The use of longitudinal change in CANTAB-PAL, a cognitive test that is sensitive to early cognitive decline, was critical in the discovery of MAPKAPK5 as a potential biomarker relevant to AD. This demonstrates the importance of studying decline in cognitive abilities using sensitive tests in asymptomatic older adults.

By showing an association between MAPKAPK5 and 10-year change in CANTAB-PAL total errors in the MZ twin difference context, we have demonstrated that the association of MAPKAPK5 and change in cognitive ability in older adults is independent of genetic and twin-shared environmental factors. This is consistent with twin modelling, which suggests that plasma MAPKAPK5 levels are mostly affected by non-shared environmental factors. This has also been demonstrated for 10-year change in CANTAB-PAL total errors in a previous study.22 Genetic risk, and many aspects of twin-shared environment (such as maternal and family factors) have been implicated in cognitive ageing and dementia, but are currently not modifiable.

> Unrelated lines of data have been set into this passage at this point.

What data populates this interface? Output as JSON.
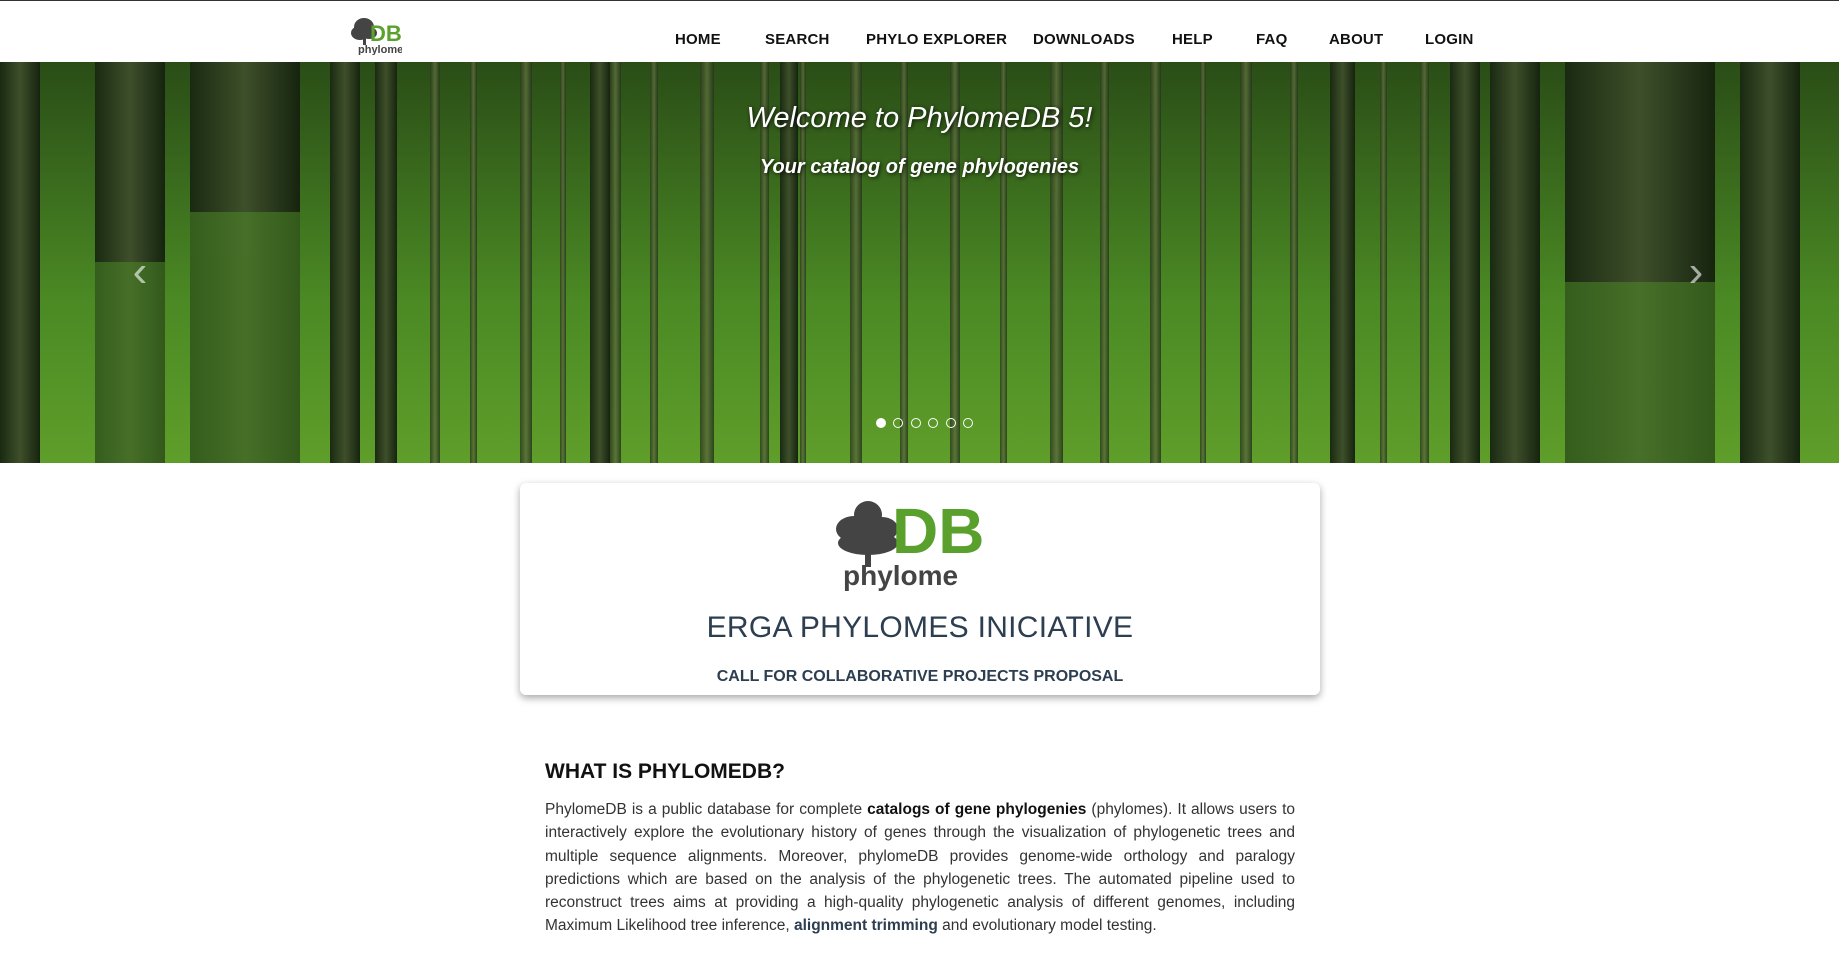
{
  "header": {
    "logo_text": "DB",
    "logo_sub": "phylome",
    "nav": [
      "HOME",
      "SEARCH",
      "PHYLO EXPLORER",
      "DOWNLOADS",
      "HELP",
      "FAQ",
      "ABOUT",
      "LOGIN"
    ]
  },
  "hero": {
    "title": "Welcome to PhylomeDB 5!",
    "subtitle": "Your catalog of gene phylogenies",
    "prev_icon": "chevron-left-icon",
    "next_icon": "chevron-right-icon",
    "slides": 6,
    "active_slide": 1
  },
  "card": {
    "logo_text": "DB",
    "logo_sub": "phylome",
    "title": "ERGA PHYLOMES INICIATIVE",
    "subtitle": "CALL FOR COLLABORATIVE PROJECTS PROPOSAL"
  },
  "about": {
    "heading": "WHAT IS PHYLOMEDB?",
    "p1": "PhylomeDB is a public database for complete ",
    "bold1": "catalogs of gene phylogenies",
    "p2": " (phylomes). It allows users to interactively explore the evolutionary history of genes through the visualization of phylogenetic trees and multiple sequence alignments. Moreover, phylomeDB provides genome-wide orthology and paralogy predictions which are based on the analysis of the phylogenetic trees. The automated pipeline used to reconstruct trees aims at providing a high-quality phylogenetic analysis of different genomes, including Maximum Likelihood tree inference, ",
    "link1": "alignment trimming",
    "p3": " and evolutionary model testing."
  },
  "colors": {
    "logo_green": "#5aa02c",
    "logo_gray": "#444444",
    "title_blue": "#2c3e50"
  }
}
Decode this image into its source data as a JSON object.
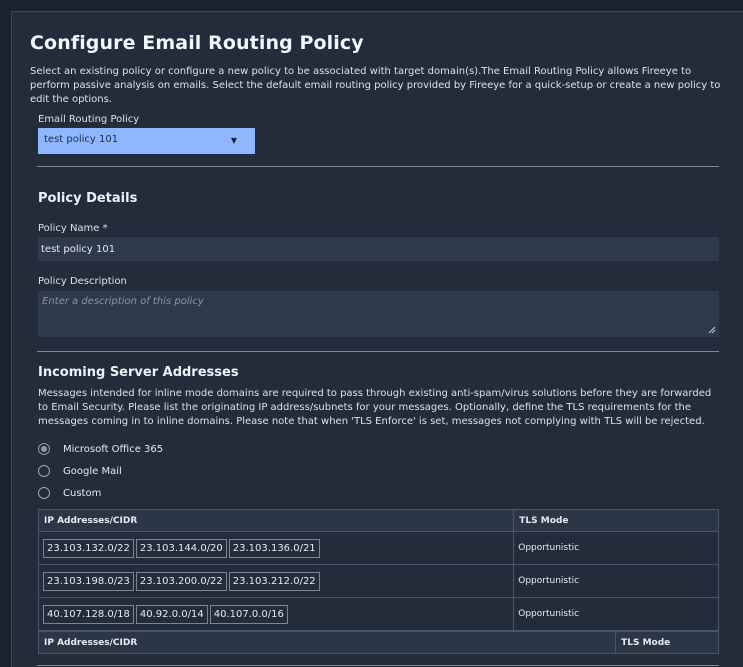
{
  "page": {
    "title": "Configure Email Routing Policy",
    "intro": "Select an existing policy or configure a new policy to be associated with target domain(s).The Email Routing Policy allows Fireeye to perform passive analysis on emails. Select the default email routing policy provided by Fireeye for a quick-setup or create a new policy to edit the options."
  },
  "routing": {
    "label": "Email Routing Policy",
    "selected": "test policy 101"
  },
  "details": {
    "heading": "Policy Details",
    "name_label": "Policy Name *",
    "name_value": "test policy 101",
    "desc_label": "Policy Description",
    "desc_placeholder": "Enter a description of this policy"
  },
  "incoming": {
    "heading": "Incoming Server Addresses",
    "description": "Messages intended for inline mode domains are required to pass through existing anti-spam/virus solutions before they are forwarded to Email Security. Please list the originating IP address/subnets for your messages. Optionally, define the TLS requirements for the messages coming in to inline domains. Please note that when 'TLS Enforce' is set, messages not complying with TLS will be rejected.",
    "options": [
      {
        "label": "Microsoft Office 365",
        "selected": true
      },
      {
        "label": "Google Mail",
        "selected": false
      },
      {
        "label": "Custom",
        "selected": false
      }
    ]
  },
  "table": {
    "col_ip": "IP Addresses/CIDR",
    "col_tls": "TLS Mode",
    "rows": [
      {
        "ips": [
          "23.103.132.0/22",
          "23.103.144.0/20",
          "23.103.136.0/21"
        ],
        "tls": "Opportunistic"
      },
      {
        "ips": [
          "23.103.198.0/23",
          "23.103.200.0/22",
          "23.103.212.0/22"
        ],
        "tls": "Opportunistic"
      },
      {
        "ips": [
          "40.107.128.0/18",
          "40.92.0.0/14",
          "40.107.0.0/16"
        ],
        "tls": "Opportunistic"
      }
    ]
  },
  "table2": {
    "col_ip": "IP Addresses/CIDR",
    "col_tls": "TLS Mode"
  }
}
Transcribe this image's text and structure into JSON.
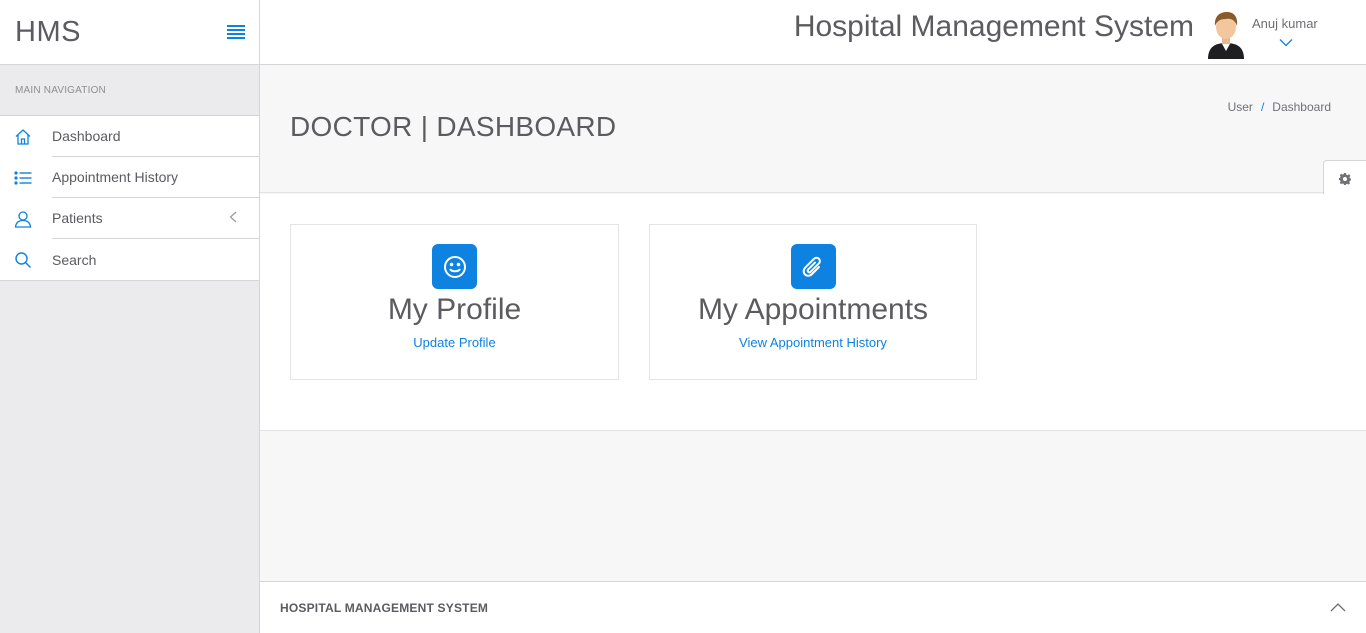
{
  "brand": {
    "name": "HMS",
    "toggle_icon": "hamburger-icon"
  },
  "sidebar": {
    "heading": "MAIN NAVIGATION",
    "items": [
      {
        "label": "Dashboard",
        "icon": "home-icon"
      },
      {
        "label": "Appointment History",
        "icon": "list-icon"
      },
      {
        "label": "Patients",
        "icon": "user-icon",
        "chevron": "chevron-left-icon"
      },
      {
        "label": "Search",
        "icon": "search-icon"
      }
    ]
  },
  "header": {
    "app_title": "Hospital Management System",
    "user_name": "Anuj kumar"
  },
  "page": {
    "title": "DOCTOR | DASHBOARD",
    "breadcrumb": [
      "User",
      "/",
      "Dashboard"
    ]
  },
  "cards": [
    {
      "title": "My Profile",
      "link": "Update Profile",
      "icon": "smile-icon"
    },
    {
      "title": "My Appointments",
      "link": "View Appointment History",
      "icon": "paperclip-icon"
    }
  ],
  "footer": {
    "text": "HOSPITAL MANAGEMENT SYSTEM"
  },
  "colors": {
    "accent": "#0d82e0",
    "text": "#5b5b60",
    "background": "#f7f7f8"
  }
}
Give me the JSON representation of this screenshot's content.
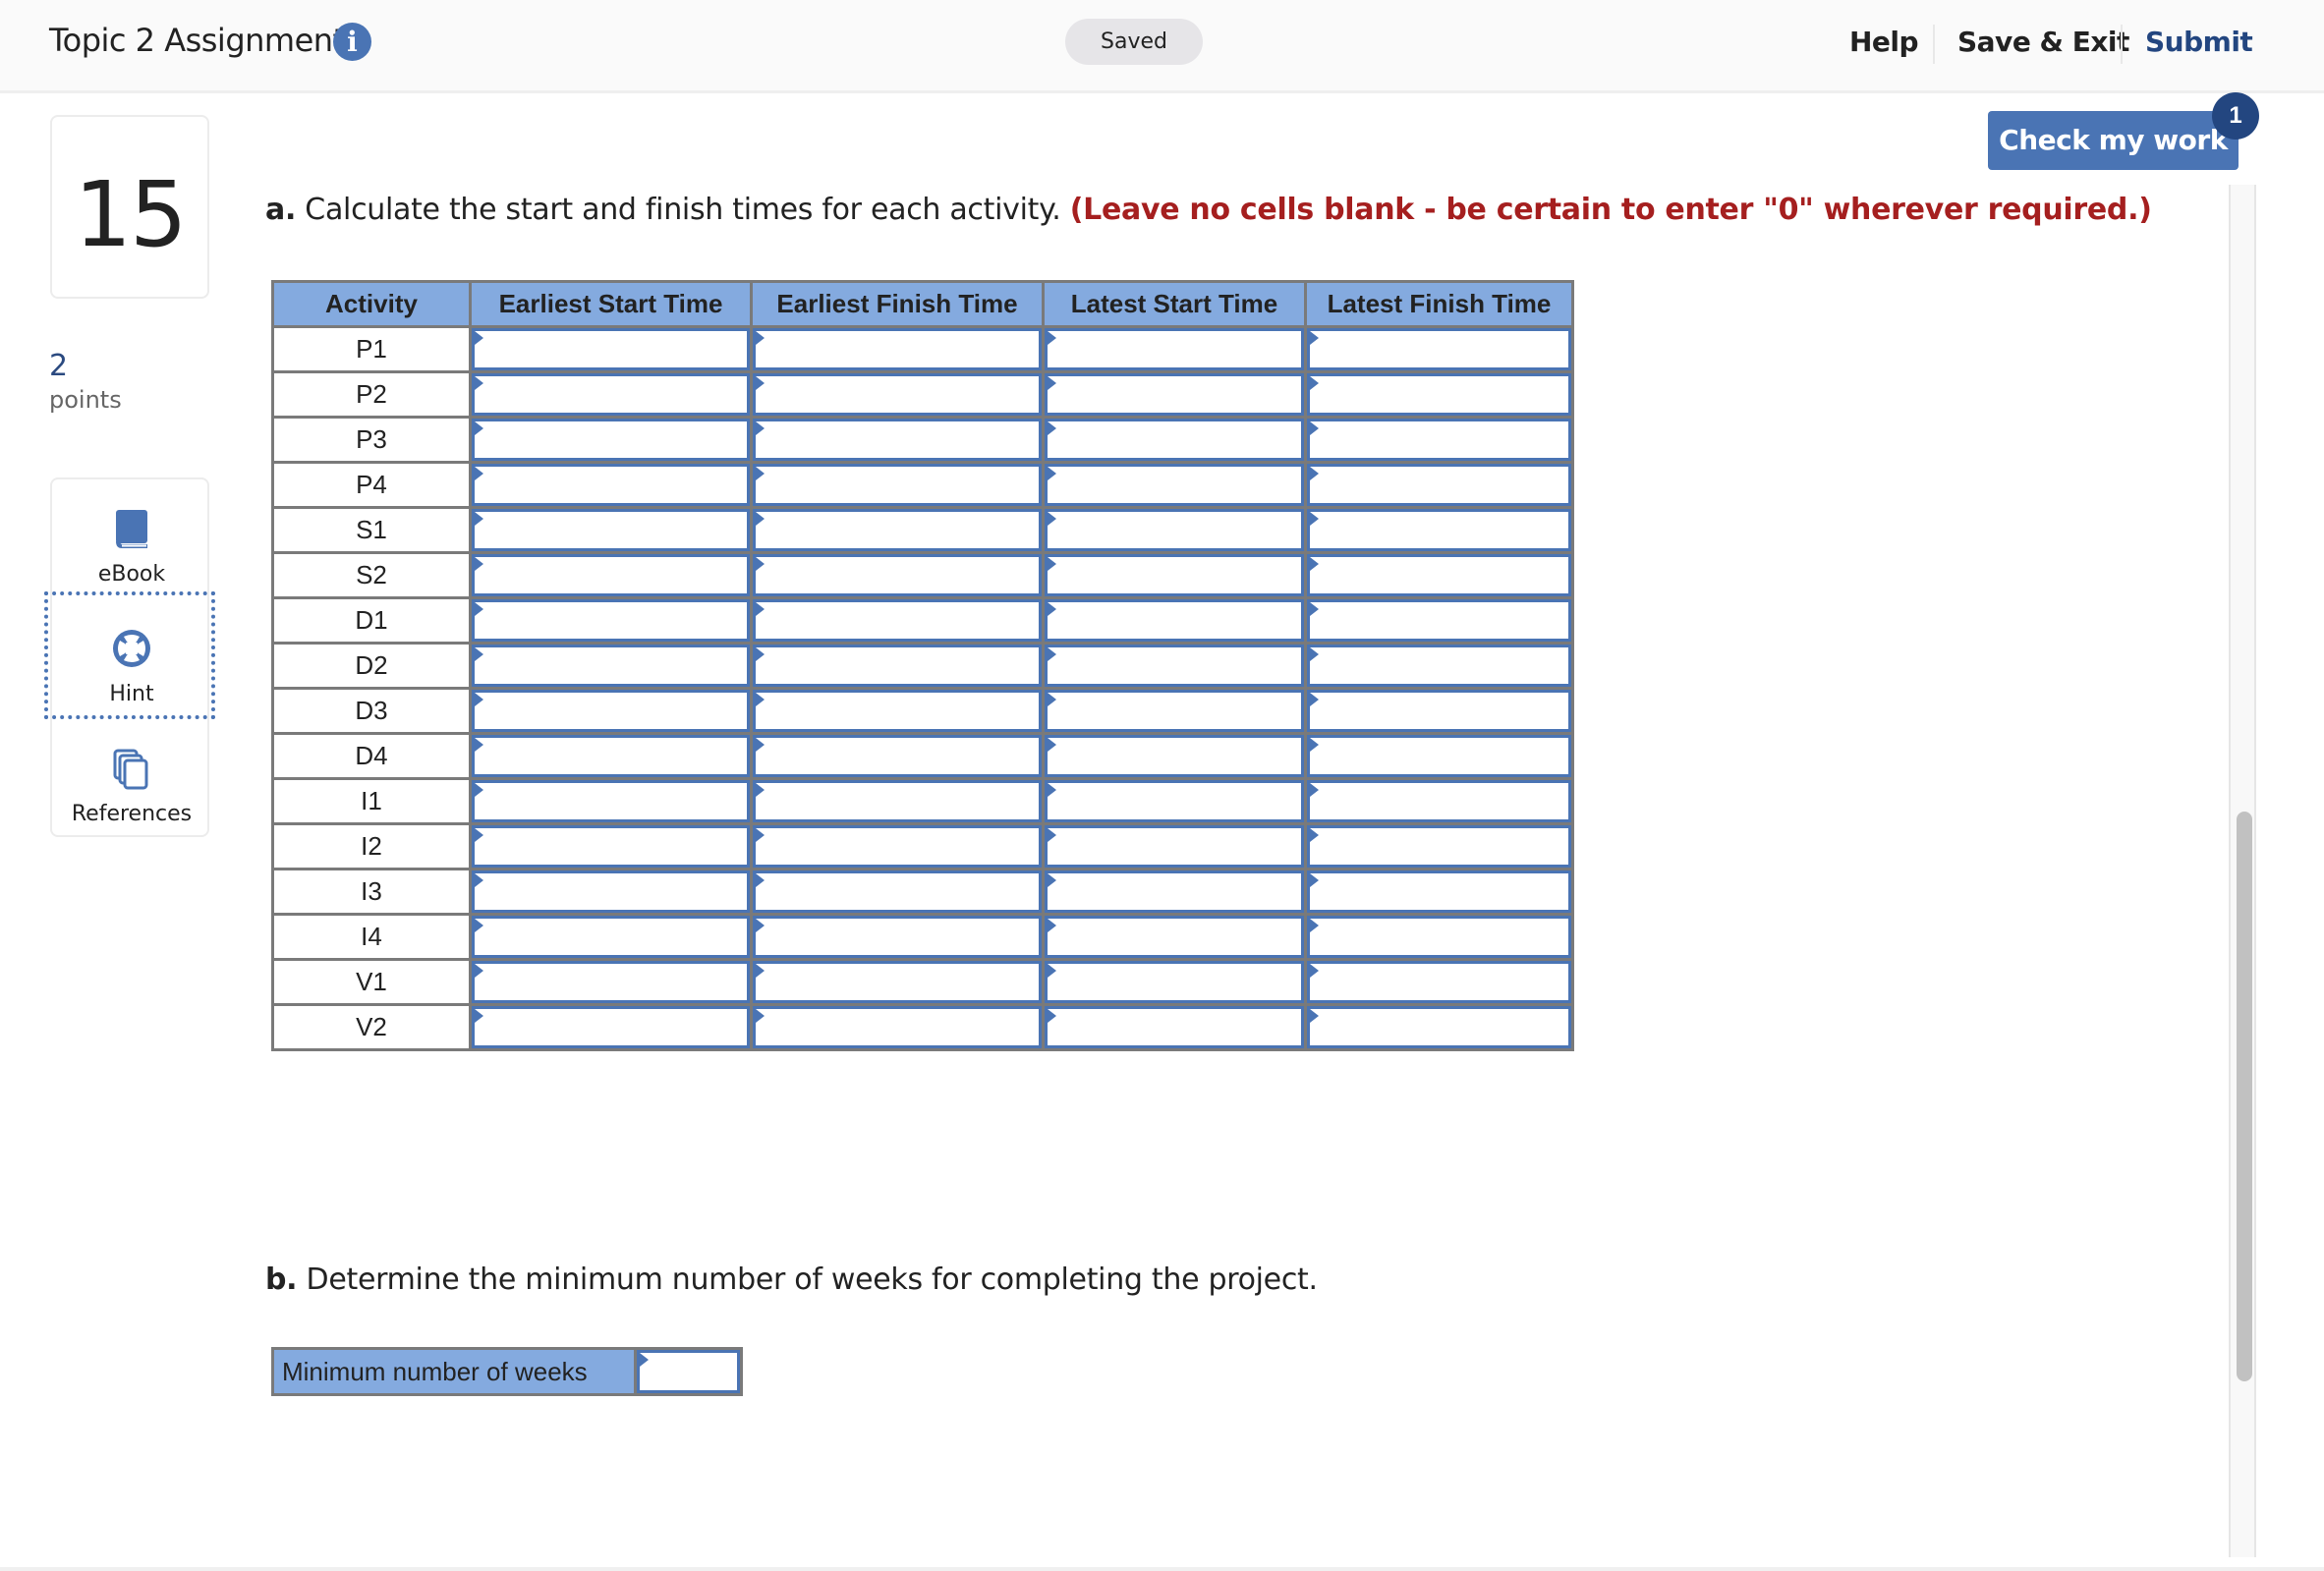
{
  "header": {
    "title": "Topic 2 Assignment",
    "info_icon": "info-icon",
    "status": "Saved",
    "links": {
      "help": "Help",
      "save_exit": "Save & Exit",
      "submit": "Submit"
    }
  },
  "colors": {
    "accent": "#4a74b4",
    "submit_link": "#234680",
    "warning": "#a51f1f",
    "table_header": "#84aadf"
  },
  "question": {
    "number": "15",
    "points_value": "2",
    "points_label": "points"
  },
  "tools": [
    {
      "label": "eBook",
      "icon": "book-icon"
    },
    {
      "label": "Hint",
      "icon": "lifebuoy-icon"
    },
    {
      "label": "References",
      "icon": "documents-icon"
    }
  ],
  "check_work": {
    "label": "Check my work",
    "badge": "1"
  },
  "part_a": {
    "prefix": "a.",
    "text": "Calculate the start and finish times for each activity.",
    "warning": "(Leave no cells blank - be certain to enter \"0\" wherever required.)"
  },
  "table": {
    "headers": [
      "Activity",
      "Earliest Start Time",
      "Earliest Finish Time",
      "Latest Start Time",
      "Latest Finish Time"
    ],
    "rows": [
      {
        "activity": "P1",
        "values": [
          "",
          "",
          "",
          ""
        ]
      },
      {
        "activity": "P2",
        "values": [
          "",
          "",
          "",
          ""
        ]
      },
      {
        "activity": "P3",
        "values": [
          "",
          "",
          "",
          ""
        ]
      },
      {
        "activity": "P4",
        "values": [
          "",
          "",
          "",
          ""
        ]
      },
      {
        "activity": "S1",
        "values": [
          "",
          "",
          "",
          ""
        ]
      },
      {
        "activity": "S2",
        "values": [
          "",
          "",
          "",
          ""
        ]
      },
      {
        "activity": "D1",
        "values": [
          "",
          "",
          "",
          ""
        ]
      },
      {
        "activity": "D2",
        "values": [
          "",
          "",
          "",
          ""
        ]
      },
      {
        "activity": "D3",
        "values": [
          "",
          "",
          "",
          ""
        ]
      },
      {
        "activity": "D4",
        "values": [
          "",
          "",
          "",
          ""
        ]
      },
      {
        "activity": "I1",
        "values": [
          "",
          "",
          "",
          ""
        ]
      },
      {
        "activity": "I2",
        "values": [
          "",
          "",
          "",
          ""
        ]
      },
      {
        "activity": "I3",
        "values": [
          "",
          "",
          "",
          ""
        ]
      },
      {
        "activity": "I4",
        "values": [
          "",
          "",
          "",
          ""
        ]
      },
      {
        "activity": "V1",
        "values": [
          "",
          "",
          "",
          ""
        ]
      },
      {
        "activity": "V2",
        "values": [
          "",
          "",
          "",
          ""
        ]
      }
    ]
  },
  "part_b": {
    "prefix": "b.",
    "text": "Determine the minimum number of weeks for completing the project.",
    "field_label": "Minimum number of weeks",
    "field_value": ""
  }
}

Given our findings, we hypothesise that MAPKAPK5 may be a biomarker of modifiable cognitive ageing. Selection of individuals for intervention studies whose risk is modifiable may lead to improved outcomes.

The failed replication of findings for proteins FAM107B and NSFL1C may indicate that the original findings are false positives, or they may indicate failed replication due to the technical differences or small sample sizes present in this study. However, in asymptomatic females of the replication cohort, the directions of association of all of the proteins were consistent with discovery findings. In addition, the proportion of variance explained by the models was largest in the asymptomatic females. This is consistent with a failure of replication due to small sample size and therefore insufficient statistical power. This suggests that the sample size of this replication cohort may have been a limitation.

There is great demand for inexpensive and relatively non-invasive markers that could be used to identify asymptomatic subjects at risk of AD to recruit into prevention trials. In this study, we started by demonstrating heritability of plasma protein levels, which raise the potential of genetic confounding of plasma protein biomarkers of disease. We then looked for plasma protein biomarkers of AD endophenotypes in asymptomatic twins. The plasma protein level of two MAPKs—MAP2K4 and MAPKAPK5—were identified as possible biomarkers of early AD. MAPKAPK5 was shown to be associated with decline in cognitive ability in the context of MZ twin differences. This suggests that it conveys information on cognitive ability that is complementary to genetic markers, and may be a biomarker of modifiable cognitive ageing. Future studies will need to assess the specificity of MAPKAPK5 and MAP2K4 to eventual AD, and their potential utility as enrichment biomarkers for clinical trials.